MARKET DRIVERS
The industrial leasing and sales market continues to show relative resilience despite ongoing global uncertainty and economic instability. While multiple international conflicts, elevated interest rates, and new tariff policies have created headwinds, logistics demand remains steady. Rental rates and sale prices have continued to trend downward, to the point now where the perceived value proposition is increasing overall activity.
LEASING MARKET
Leasing activity is picking up, with increases in signed leases, tours, and inquiries. The recent 165,000 SF lease with Watson Land Company for Energy Logistics helped ignite a wave of leasing activity in the South Bay, where Watson has now leased or is close to leasing four additional vacancies. Prologis had a similar run in the Central submarket, filling four of its own vacancies. Rental rates for Class A are now below $2.00/SF gross, and Class B is mostly below $1.50/SF gross. Amazon is rumored to be close to signing a lease for Goodman’s new 500,000 SF facility in Long Beach. While vacancy persists, recent leasing activity indicates that tariffs and broader tradeconcerns did not cause all users to hit the pause button.
SALE MARKET
Institutional investors remain cautious when it comes to vacant assets, largely due to uncertainty around stabilized lease rates. However, transactions are occurring in sub
$300/SF range. As more sales fall below $300/SF, seller expectations—still anchored in peak pandemic pricing—may begin to reset.
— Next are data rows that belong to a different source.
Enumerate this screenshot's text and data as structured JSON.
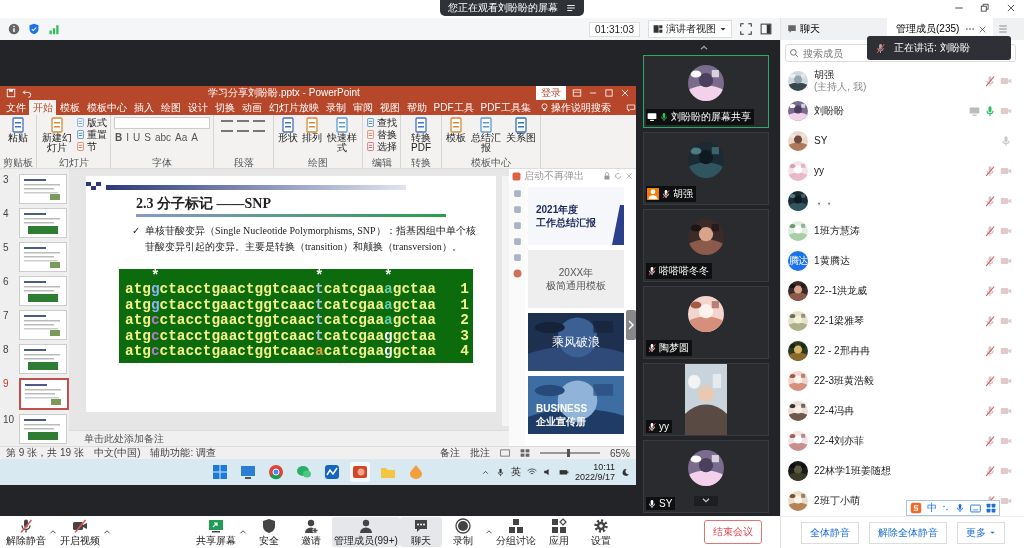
{
  "header": {
    "banner": "您正在观看刘盼盼的屏幕"
  },
  "meeting_bar": {
    "timer": "01:31:03",
    "view_mode": "演讲者视图"
  },
  "ppt": {
    "title": "学习分享刘盼盼.pptx - PowerPoint",
    "sign_in": "登录",
    "tabs": [
      {
        "label": "文件",
        "selected": false
      },
      {
        "label": "开始",
        "selected": true
      },
      {
        "label": "模板",
        "selected": false
      },
      {
        "label": "模板中心",
        "selected": false
      },
      {
        "label": "插入",
        "selected": false
      },
      {
        "label": "绘图",
        "selected": false
      },
      {
        "label": "设计",
        "selected": false
      },
      {
        "label": "切换",
        "selected": false
      },
      {
        "label": "动画",
        "selected": false
      },
      {
        "label": "幻灯片放映",
        "selected": false
      },
      {
        "label": "录制",
        "selected": false
      },
      {
        "label": "审阅",
        "selected": false
      },
      {
        "label": "视图",
        "selected": false
      },
      {
        "label": "帮助",
        "selected": false
      },
      {
        "label": "PDF工具",
        "selected": false
      },
      {
        "label": "PDF工具集",
        "selected": false
      }
    ],
    "tell_me": "操作说明搜索",
    "ribbon": [
      {
        "label": "剪贴板",
        "buttons": [
          {
            "label": "粘贴",
            "kind": "large"
          }
        ]
      },
      {
        "label": "幻灯片",
        "buttons": [
          {
            "label": "新建幻灯片",
            "kind": "large"
          },
          {
            "label": "版式",
            "kind": "small"
          },
          {
            "label": "重置",
            "kind": "small"
          },
          {
            "label": "节",
            "kind": "small"
          }
        ]
      },
      {
        "label": "字体",
        "buttons": [
          {
            "label": "B",
            "kind": "glyph"
          },
          {
            "label": "I",
            "kind": "glyph"
          },
          {
            "label": "U",
            "kind": "glyph"
          },
          {
            "label": "S",
            "kind": "glyph"
          },
          {
            "label": "abc",
            "kind": "glyph"
          },
          {
            "label": "Aa",
            "kind": "glyph"
          },
          {
            "label": "A",
            "kind": "glyph"
          }
        ]
      },
      {
        "label": "段落"
      },
      {
        "label": "绘图",
        "buttons": [
          {
            "label": "形状",
            "kind": "large"
          },
          {
            "label": "排列",
            "kind": "large"
          },
          {
            "label": "快速样式",
            "kind": "large"
          }
        ]
      },
      {
        "label": "编辑",
        "buttons": [
          {
            "label": "查找",
            "kind": "small"
          },
          {
            "label": "替换",
            "kind": "small"
          },
          {
            "label": "选择",
            "kind": "small"
          }
        ]
      },
      {
        "label": "转换",
        "buttons": [
          {
            "label": "转换PDF",
            "kind": "large"
          }
        ]
      },
      {
        "label": "模板中心",
        "buttons": [
          {
            "label": "模板",
            "kind": "large"
          },
          {
            "label": "总结汇报",
            "kind": "large"
          },
          {
            "label": "关系图",
            "kind": "large"
          }
        ]
      }
    ],
    "thumbnails": [
      {
        "number": "3",
        "selected": false
      },
      {
        "number": "4",
        "selected": false
      },
      {
        "number": "5",
        "selected": false
      },
      {
        "number": "6",
        "selected": false
      },
      {
        "number": "7",
        "selected": false
      },
      {
        "number": "8",
        "selected": false
      },
      {
        "number": "9",
        "selected": true
      },
      {
        "number": "10",
        "selected": false
      }
    ],
    "slide": {
      "title": "2.3 分子标记 ——SNP",
      "bullet": "✓",
      "text": "单核苷酸变异（Single Nucleotide Polymorphisms, SNP）：指基因组中单个核苷酸变异引起的变异。主要是转换（transition）和颠换（transversion）。",
      "marker_row": "   *                  *       *",
      "sequences": [
        {
          "number": "1",
          "segments": [
            {
              "text": "atg"
            },
            {
              "text": "g",
              "color": "#8ab4f8"
            },
            {
              "text": "ctacctgaactggtcaac"
            },
            {
              "text": "t",
              "color": "#b0c4de"
            },
            {
              "text": "catcgaa"
            },
            {
              "text": "a",
              "color": "#66cdaa"
            },
            {
              "text": "gctaa"
            }
          ]
        },
        {
          "number": "1",
          "segments": [
            {
              "text": "atg"
            },
            {
              "text": "g",
              "color": "#8ab4f8"
            },
            {
              "text": "ctacctgaactggtcaac"
            },
            {
              "text": "t",
              "color": "#b0c4de"
            },
            {
              "text": "catcgaa"
            },
            {
              "text": "a",
              "color": "#66cdaa"
            },
            {
              "text": "gctaa"
            }
          ]
        },
        {
          "number": "2",
          "segments": [
            {
              "text": "atg"
            },
            {
              "text": "c",
              "color": "#b07cc6"
            },
            {
              "text": "ctacctgaactggtcaac"
            },
            {
              "text": "t",
              "color": "#b0c4de"
            },
            {
              "text": "catcgaa"
            },
            {
              "text": "a",
              "color": "#66cdaa"
            },
            {
              "text": "gctaa"
            }
          ]
        },
        {
          "number": "3",
          "segments": [
            {
              "text": "atg"
            },
            {
              "text": "c",
              "color": "#b07cc6"
            },
            {
              "text": "ctacctgaactggtcaac"
            },
            {
              "text": "t",
              "color": "#b0c4de"
            },
            {
              "text": "catcgaa"
            },
            {
              "text": "g",
              "color": "#f4f4f4"
            },
            {
              "text": "gctaa"
            }
          ]
        },
        {
          "number": "4",
          "segments": [
            {
              "text": "atg"
            },
            {
              "text": "c",
              "color": "#b07cc6"
            },
            {
              "text": "ctacctgaactggtcaac"
            },
            {
              "text": "a",
              "color": "#d9a441"
            },
            {
              "text": "catcgaa"
            },
            {
              "text": "g",
              "color": "#f4f4f4"
            },
            {
              "text": "gctaa"
            }
          ]
        }
      ]
    },
    "notes": "单击此处添加备注",
    "template_pane": {
      "notice": "启动不再弹出",
      "cards": [
        {
          "kind": "report",
          "lines": [
            "2021年度",
            "工作总结汇报"
          ]
        },
        {
          "kind": "minimal",
          "lines": [
            "20XX年",
            "极简通用模板"
          ]
        },
        {
          "kind": "brush",
          "lines": [
            "乘风破浪"
          ]
        },
        {
          "kind": "city",
          "lines": [
            "BUSINESS",
            "企业宣传册"
          ]
        }
      ]
    },
    "status": {
      "slide_info": "第 9 张，共 19 张",
      "language": "中文(中国)",
      "accessibility": "辅助功能: 调查",
      "notes": "备注",
      "comments": "批注",
      "zoom": "65%",
      "zoom_slider": {
        "level": 0.45
      }
    }
  },
  "taskbar": {
    "apps": [
      {
        "kind": "start",
        "selected": false
      },
      {
        "kind": "desktop",
        "selected": false
      },
      {
        "kind": "browser",
        "selected": false
      },
      {
        "kind": "chat",
        "selected": false
      },
      {
        "kind": "board",
        "selected": false
      },
      {
        "kind": "slides",
        "selected": true
      },
      {
        "kind": "folder",
        "selected": false
      },
      {
        "kind": "flame",
        "selected": false
      }
    ],
    "input_method": "英",
    "time": "10:11",
    "date": "2022/9/17"
  },
  "video_tiles": [
    {
      "name": "刘盼盼的屏幕共享",
      "kind": "avatar",
      "speaking": true,
      "sharing": true,
      "host": false,
      "muted": false
    },
    {
      "name": "胡强",
      "kind": "avatar",
      "speaking": false,
      "sharing": false,
      "host": true,
      "muted": true
    },
    {
      "name": "嗒嗒嗒冬冬",
      "kind": "avatar",
      "speaking": false,
      "sharing": false,
      "host": false,
      "muted": true
    },
    {
      "name": "陶梦圆",
      "kind": "avatar",
      "speaking": false,
      "sharing": false,
      "host": false,
      "muted": true
    },
    {
      "name": "yy",
      "kind": "video",
      "speaking": false,
      "sharing": false,
      "host": false,
      "muted": true
    },
    {
      "name": "SY",
      "kind": "avatar",
      "speaking": false,
      "sharing": false,
      "host": false,
      "muted": false
    }
  ],
  "panel": {
    "tabs": [
      {
        "label": "聊天",
        "kind": "chat",
        "selected": false
      },
      {
        "label": "管理成员(235)",
        "kind": "members",
        "selected": true
      }
    ],
    "search_placeholder": "搜索成员",
    "speaking_toast": "正在讲话: 刘盼盼",
    "members": [
      {
        "name": "胡强",
        "role": "(主持人, 我)",
        "sharing": false,
        "talking": false,
        "muted": true,
        "video_off": true
      },
      {
        "name": "刘盼盼",
        "sharing": true,
        "talking": true,
        "muted": false,
        "video_off": true
      },
      {
        "name": "SY",
        "sharing": false,
        "talking": false,
        "muted": false,
        "video_off": false
      },
      {
        "name": "yy",
        "sharing": false,
        "talking": false,
        "muted": true,
        "video_off": true
      },
      {
        "name": "，，",
        "sharing": false,
        "talking": false,
        "muted": true,
        "video_off": true
      },
      {
        "name": "1班方慧涛",
        "sharing": false,
        "talking": false,
        "muted": true,
        "video_off": true
      },
      {
        "name": "1黄腾达",
        "avatar": {
          "kind": "text",
          "text": "腾达"
        },
        "sharing": false,
        "talking": false,
        "muted": true,
        "video_off": true
      },
      {
        "name": "22--1洪龙威",
        "sharing": false,
        "talking": false,
        "muted": true,
        "video_off": true
      },
      {
        "name": "22-1梁雅琴",
        "sharing": false,
        "talking": false,
        "muted": true,
        "video_off": true
      },
      {
        "name": "22 - 2邢冉冉",
        "sharing": false,
        "talking": false,
        "muted": true,
        "video_off": true
      },
      {
        "name": "22-3班黄浩毅",
        "sharing": false,
        "talking": false,
        "muted": true,
        "video_off": true
      },
      {
        "name": "22-4冯冉",
        "sharing": false,
        "talking": false,
        "muted": true,
        "video_off": true
      },
      {
        "name": "22-4刘亦菲",
        "sharing": false,
        "talking": false,
        "muted": true,
        "video_off": true
      },
      {
        "name": "22林学1班姜随想",
        "sharing": false,
        "talking": false,
        "muted": true,
        "video_off": true
      },
      {
        "name": "2班丁小萌",
        "sharing": false,
        "talking": false,
        "muted": true,
        "video_off": true
      }
    ],
    "buttons": [
      {
        "label": "全体静音",
        "menu": false
      },
      {
        "label": "解除全体静音",
        "menu": false
      },
      {
        "label": "更多",
        "menu": true
      }
    ],
    "ime": {
      "mode": "中"
    }
  },
  "toolbar": {
    "items": [
      {
        "label": "解除静音",
        "kind": "unmute",
        "menu": true,
        "selected": false
      },
      {
        "label": "开启视频",
        "kind": "video",
        "menu": true,
        "selected": false
      },
      {
        "label": "共享屏幕",
        "kind": "share",
        "menu": true,
        "selected": false
      },
      {
        "label": "安全",
        "kind": "security",
        "menu": false,
        "selected": false
      },
      {
        "label": "邀请",
        "kind": "invite",
        "menu": false,
        "selected": false
      },
      {
        "label": "管理成员(99+)",
        "kind": "members",
        "menu": false,
        "selected": true
      },
      {
        "label": "聊天",
        "kind": "chat",
        "menu": false,
        "selected": true
      },
      {
        "label": "录制",
        "kind": "record",
        "menu": true,
        "selected": false
      },
      {
        "label": "分组讨论",
        "kind": "breakout",
        "menu": false,
        "selected": false
      },
      {
        "label": "应用",
        "kind": "apps",
        "menu": false,
        "selected": false
      },
      {
        "label": "设置",
        "kind": "settings",
        "menu": false,
        "selected": false
      }
    ],
    "end_button": "结束会议"
  }
}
MetLife is currently marketing a two-building,
100,000 SF asset in Redondo Beach, and OMP has brought a 142,000 SF Amazon-leased facility to market just north of LAX. As these deals close, market participants will gain more
clarity around cap rates, which are currently projected to exceed 5.5%.
NEAR-TERM OUTLOOK
Despite ongoing questions about a potential recession, the industrial market shows early signs of recovery in both leasing and sales, though activity remains inconsistent. Declining rental and sale prices are drawing interest to well-located, high-quality buildings. If the economy can avoid significant disruption—whether from geopolitical tensions or further monetary tightening—and if interest rates ease, the second half of 2025 should see continued improvement.